The nationalists’ leader spat on the muddy ground. “Kikes! They’re Christ-killers and they’re Reds. Say what you want about Hitler, but he’s got the right idea on them.”

“I don’t wag my dick at any of that political bullshit,” Kuchkov said, more or less truthfully. “So listen up, fuckers. You can shoot me, and then you can fight my guys. Or you can clear out and give somebody else shit later. What’s it gonna be?”

Baby Trotsky couldn’t just issue orders like a proper officer. No, the Ukrainians had to put their heads together and hash things out. When they did, they used their own language. Ivan could follow maybe one word in four. Some of them wanted to do for him; he was pretty sure of that.

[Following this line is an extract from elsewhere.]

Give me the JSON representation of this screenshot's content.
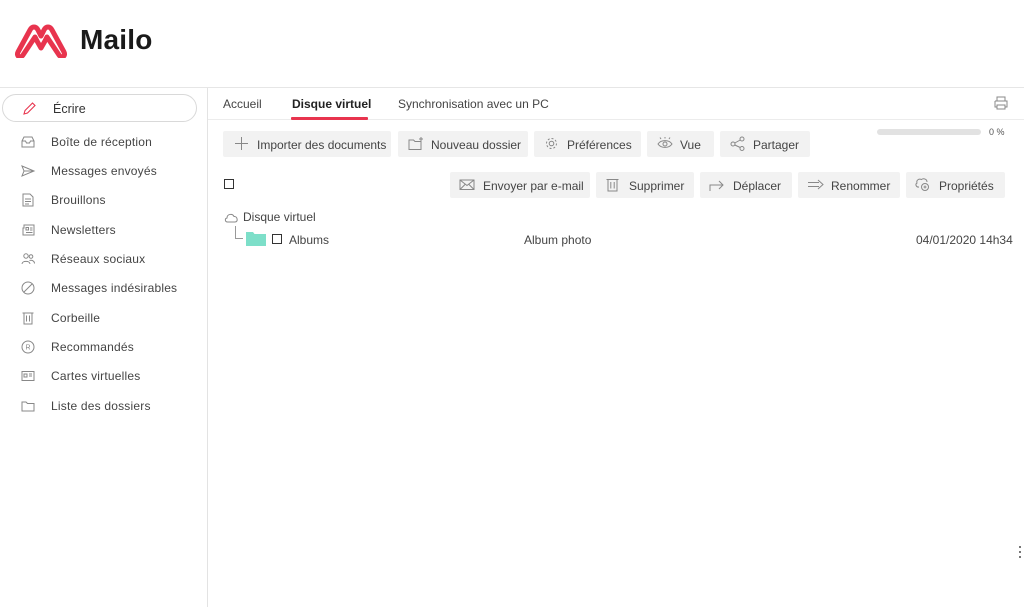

But their leader didn’t. At last, his view prevailed, even if some of the other bandits looked disgusted. Returning to Russian, Baby Trotsky said, “All right, you can have these goddamn woods. Give us two hours to withdraw.”

“That’s what you told her, too, I bet,” Ivan said. The ginger-bearded guy snorted. Kuchkov went on, “You got a fucking deal.”

“That’s just the kind of deal I think we have,” the nationalist said bleakly. He pointed in the direction from which Kuchkov had come. “Go on. Get lost. Two hours, remember. Move sooner and we’ll shoot at you.”

“You don’t need to stick your cock in my ear. I heard you.” Ivan headed back to his own men. The Ukrainians hadn’t swiped his PPD, as he’d at least half expected.

“Good to see you in one piece,” Sasha Davidov said. “Time was getting low. What’s the deal. Is there one?”

“Two hours for them to fuck off. Then the woods are ours,” Kuchkov said. To his amazement, the Red Army men raised a cheer for him. He couldn’t remember the last time anything-well, anything but pussy-made him feel so good.